In recent years, acupuncture has gained increasing popularity in Western countries, particularly for the treatment of chronic pain. For example, acupuncture has been recommended for the treatment of chronic low back pain in the most recent guidelines from the American College of Physicians (Qaseem et al. 2017). Our findings suggest that VGAIT has an analgesic effect that is comparable to real acupuncture in healthy subjects. VGAIT would seem to have substantial clinical value due to its advantages over real acupuncture, such as its low cost and flexible application. It could provide a low-cost and efficacious adjunctive treatment that could be combined with other conventional or complementary treatments or used independently of other treatments. This may be particularly advantageous for elderly or disabled patients who have limited access to acupuncture treatment and medical care and who could self-administer the treatment at home after completing a real acupuncture treatment session. Furthermore, VGAIT minimizes potential adverse side-effects and contraindications associated with acupuncture. Such contraindications include clotting and bleeding disorders (e.g., hemophilia and advanced liver disease), warfarin use, severe psychiatric conditions (e.g., psychosis), and local skin infections or trauma to the skin.
There are several limitations to the present study. First, the study was conducted with a relatively modest sample of healthy individuals and it is not yet clear whether the findings will extend to patient populations. Future studies are needed to examine the efficacy of VGAIT in chronic pain patients. Second, the present study examined only a single administration of VGAIT and did not examine the extent to which the pain relief persisted. Future work should examine whether multiple VGAIT sessions may enhance pain relief and/or extend its benefits. In addition, the sample size for the multivariate pattern analysis analyses we conducted is small; thus, these results must be interpreted with caution. Further research using a larger sample size is needed to validate our findings. Finally, we did not include a final questionnaire that assessed whether subjects could differentiate the sham from real acupuncture intervention. However, we emphasized to participants at the beginning of the study that sham acupuncture is a nontraditional way to perform acupuncture, and that they may not be able to tell the difference between the real and sham acupuncture. Also, we used a Streitberger placebo needle for the sham acupuncture intervention, which has a blunt and retractable tip. Participants could feel the needle press against their skin but could not tell whether the needle tip penetrated. This sham acupuncture has been validated in many studies (Streitberger and Kleinhenz 1998; White et al. 2003; Kong, Gollub, et al. 2006).

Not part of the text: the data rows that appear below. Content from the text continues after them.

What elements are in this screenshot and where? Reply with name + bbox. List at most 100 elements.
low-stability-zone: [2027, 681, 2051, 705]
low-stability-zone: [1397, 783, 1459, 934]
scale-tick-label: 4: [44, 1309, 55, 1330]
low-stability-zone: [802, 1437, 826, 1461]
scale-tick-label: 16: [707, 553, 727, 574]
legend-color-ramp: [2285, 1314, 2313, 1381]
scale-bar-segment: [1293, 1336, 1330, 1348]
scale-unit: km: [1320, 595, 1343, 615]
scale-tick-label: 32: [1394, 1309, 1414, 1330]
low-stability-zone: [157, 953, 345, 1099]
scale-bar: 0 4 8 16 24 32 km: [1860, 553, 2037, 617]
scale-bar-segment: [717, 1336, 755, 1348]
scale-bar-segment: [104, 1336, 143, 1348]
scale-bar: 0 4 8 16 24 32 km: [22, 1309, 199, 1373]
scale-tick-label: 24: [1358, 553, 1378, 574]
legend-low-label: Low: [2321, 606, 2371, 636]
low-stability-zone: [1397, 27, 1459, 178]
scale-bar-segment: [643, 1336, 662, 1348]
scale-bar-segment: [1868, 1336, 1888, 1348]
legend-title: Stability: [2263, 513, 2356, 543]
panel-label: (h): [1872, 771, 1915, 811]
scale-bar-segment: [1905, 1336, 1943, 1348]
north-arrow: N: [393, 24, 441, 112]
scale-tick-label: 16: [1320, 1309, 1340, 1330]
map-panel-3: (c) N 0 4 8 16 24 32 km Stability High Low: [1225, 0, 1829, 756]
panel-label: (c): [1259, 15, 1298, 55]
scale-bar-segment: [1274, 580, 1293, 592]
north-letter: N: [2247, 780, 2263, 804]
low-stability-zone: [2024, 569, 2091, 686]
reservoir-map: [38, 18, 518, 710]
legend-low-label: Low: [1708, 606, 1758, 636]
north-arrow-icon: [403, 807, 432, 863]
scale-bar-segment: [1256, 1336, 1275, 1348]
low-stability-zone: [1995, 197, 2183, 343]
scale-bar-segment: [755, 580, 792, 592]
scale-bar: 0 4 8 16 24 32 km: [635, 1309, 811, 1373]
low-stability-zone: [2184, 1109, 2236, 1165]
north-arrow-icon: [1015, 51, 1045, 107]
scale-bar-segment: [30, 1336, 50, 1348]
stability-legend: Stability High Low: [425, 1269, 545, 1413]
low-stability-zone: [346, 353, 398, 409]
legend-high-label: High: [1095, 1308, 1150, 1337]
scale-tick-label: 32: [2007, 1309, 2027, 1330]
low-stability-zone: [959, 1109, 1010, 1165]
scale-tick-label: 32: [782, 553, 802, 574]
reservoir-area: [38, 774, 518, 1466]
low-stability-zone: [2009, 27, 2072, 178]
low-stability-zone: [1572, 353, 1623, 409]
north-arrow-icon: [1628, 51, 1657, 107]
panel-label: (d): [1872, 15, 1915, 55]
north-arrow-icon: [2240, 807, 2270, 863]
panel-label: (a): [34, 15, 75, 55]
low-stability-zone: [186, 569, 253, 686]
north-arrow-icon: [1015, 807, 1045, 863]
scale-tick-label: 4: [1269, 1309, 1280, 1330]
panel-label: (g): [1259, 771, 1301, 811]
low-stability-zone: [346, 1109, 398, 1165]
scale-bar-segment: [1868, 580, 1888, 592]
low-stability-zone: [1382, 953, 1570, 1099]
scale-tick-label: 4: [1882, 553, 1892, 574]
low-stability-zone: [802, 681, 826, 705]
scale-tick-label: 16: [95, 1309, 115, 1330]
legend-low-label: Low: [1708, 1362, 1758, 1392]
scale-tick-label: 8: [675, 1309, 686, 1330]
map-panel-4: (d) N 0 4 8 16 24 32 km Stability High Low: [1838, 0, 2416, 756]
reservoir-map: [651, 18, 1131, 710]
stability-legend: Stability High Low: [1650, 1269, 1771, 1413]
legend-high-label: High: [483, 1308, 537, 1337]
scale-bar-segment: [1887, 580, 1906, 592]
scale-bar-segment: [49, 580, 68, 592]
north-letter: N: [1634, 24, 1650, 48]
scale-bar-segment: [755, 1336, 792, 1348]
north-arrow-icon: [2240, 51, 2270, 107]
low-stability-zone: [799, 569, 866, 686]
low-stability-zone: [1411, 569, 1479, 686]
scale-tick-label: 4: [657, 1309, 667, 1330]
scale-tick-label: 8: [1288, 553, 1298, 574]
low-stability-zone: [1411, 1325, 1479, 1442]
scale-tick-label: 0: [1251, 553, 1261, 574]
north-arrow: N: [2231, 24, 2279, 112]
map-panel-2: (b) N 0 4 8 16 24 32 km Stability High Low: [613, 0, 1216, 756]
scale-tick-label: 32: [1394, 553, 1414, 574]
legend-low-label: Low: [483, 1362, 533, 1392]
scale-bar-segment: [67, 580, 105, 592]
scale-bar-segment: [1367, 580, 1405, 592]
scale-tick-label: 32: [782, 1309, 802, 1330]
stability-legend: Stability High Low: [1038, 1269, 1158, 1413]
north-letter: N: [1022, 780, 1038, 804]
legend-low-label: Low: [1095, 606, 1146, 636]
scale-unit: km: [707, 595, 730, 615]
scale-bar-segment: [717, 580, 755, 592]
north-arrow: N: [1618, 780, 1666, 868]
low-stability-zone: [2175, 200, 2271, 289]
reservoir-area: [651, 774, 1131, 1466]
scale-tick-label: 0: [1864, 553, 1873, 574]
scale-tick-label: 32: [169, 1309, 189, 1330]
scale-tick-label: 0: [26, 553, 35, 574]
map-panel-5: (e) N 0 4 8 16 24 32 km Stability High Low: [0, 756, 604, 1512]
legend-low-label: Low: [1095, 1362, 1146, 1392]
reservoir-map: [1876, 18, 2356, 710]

In summary, we found that both real acupuncture and VGAIT can significantly increase pain threshold compared with their respective control groups in healthy subjects. Brain imaging results revealed that real acupuncture modulated the insula, whereas VGAIT modulated the rACC. The development of VGAIT holds potential as a noninvasive treatment for chronic pain.
Supplementary Material
Funding
National Institutes of Health/National Center for Complementary and Integrative Health (R61AT009310, R01AT008563, and R21AT008707).
Notes
Conflict of interest: J.K. has a disclosure to report (holding equity in a startup company (MNT) and pending patents to develop new neuromodulation tools), but declares no conflict of interest. All other authors declare no conflict of interest.